You hear about Brazilian soccer players from an early age—they are the inventors, the magicians. While Americans learn prescribed moves—the scissors, the stepover, the fake kick—Brazilians make them up, coming up with it as they go along. And while you know all this beforehand, nothing prepares you for seas of eight-year-olds who can do loop-de-loos over your head.

Arnaldo greets us at the airport and drives us to his father’s home Nova Iguaca, a ghetto suburb of Rio. It’s probably not where most tourists end up.
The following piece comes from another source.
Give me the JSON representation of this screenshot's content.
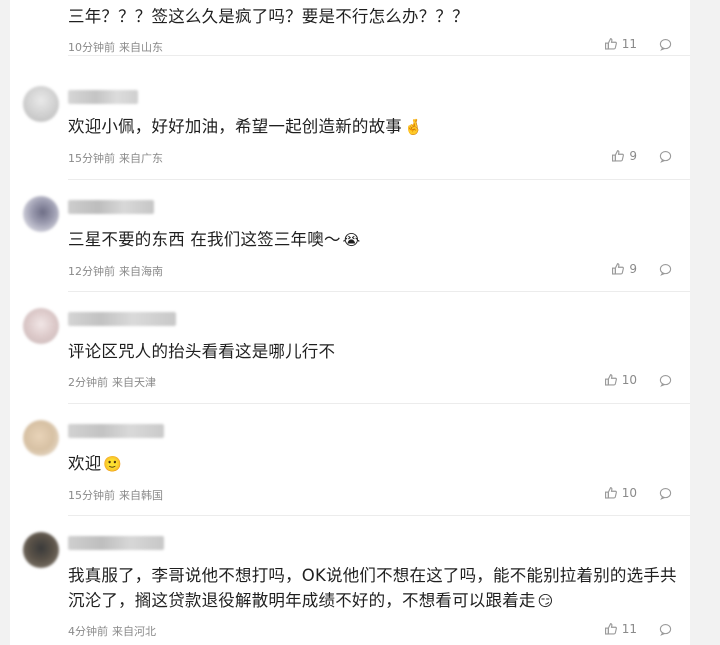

The Brazilians look right in your face as they speak—like they are extremely considerate, wanting you to be aware that they are speaking to you, for you…even though you can’t understand anything they are saying. We nod and wait for Luke to translate. Arnaldo drives to the grassroots newspaper that tries to bring news to the million residents of Nova Iguacu. From there, a journalist and a musician take us to the small favela they both grew up in. We walk over an open sewer and into narrow corridors covered in bright graffiti. A mix of kids, teenagers and forty year olds play in the widest street—occasionally pausing for cars, old women carrying bags of groceries, and bicycles with soft horns. Construction cones serve as temporary goals—their real goals got run over by a drunken truck driver the previous week. The favela graffiti artist leans against one of his drawings—a woman with large red lips—sketching in his notebook as he watches the game. He gives Gwendolyn a drawing of a woman in very short soccer shorts. After the game, we duck into a neighborhood bar and drink Guaraná juice as a television plays highlights from the Brazil/Australia women’s game.